Crespas, irreverentes, hermosas y altivas, las cumbres se recortan contra el cielo y se imponen a la ordinariez del hombre arrancado a la pequeña ciudad de su modorra sosa. Sólo ellas, con su grandeza sobrecogedora, dan testimonio de la pequeñez del ser humano que sigue venerándolas como a un dios y buscando el resguardo de su sombra para tejer sus planes de miseria y sus ideas fatuas y vacías contra el mundo.
Un sol sin nombre desgarra el visillo sutil de las nubes y estalla contra la nieve pura, astillada de abetos clavados en la roca. Una chimenea destila una voluta de humo indiferente. El sucio perfil amarillento de un edificio anodino mancha el paisaje con su presencia hostil. Del fondo, de la recepción del hotel, me llega el balbuceo gangoso de un alemán estrangulado que reverbera en el vacío del pasillo.
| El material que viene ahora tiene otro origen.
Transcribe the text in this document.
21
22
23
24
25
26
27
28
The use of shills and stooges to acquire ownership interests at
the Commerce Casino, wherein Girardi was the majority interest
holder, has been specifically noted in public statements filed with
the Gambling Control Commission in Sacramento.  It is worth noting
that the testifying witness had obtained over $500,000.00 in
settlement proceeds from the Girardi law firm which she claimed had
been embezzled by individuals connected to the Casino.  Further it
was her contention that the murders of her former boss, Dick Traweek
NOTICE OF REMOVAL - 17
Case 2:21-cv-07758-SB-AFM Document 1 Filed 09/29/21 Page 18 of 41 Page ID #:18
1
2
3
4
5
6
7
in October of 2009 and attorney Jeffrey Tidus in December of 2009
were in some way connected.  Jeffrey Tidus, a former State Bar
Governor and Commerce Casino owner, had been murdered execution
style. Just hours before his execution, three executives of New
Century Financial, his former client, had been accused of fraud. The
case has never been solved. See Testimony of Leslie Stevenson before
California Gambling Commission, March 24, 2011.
Nos marcharemos pronto, tal vez en una hora, y
la silueta de Hans Castorp se proyectará a nuestras espaldas, con su traje
grueso y su sombrero de primavera. Sonreirá con una mueca burlona y tomará el
camino de regreso hacia Schatzalp, donde dormitará para siempre, observando la decadencia
humana desde su existencia inalterable de papel. Y así, cerrando el último capítulo, la Montaña Mágica volverá a ser mágica para siempre, aunque la ciudad a sus pies ya no conserve su esencia.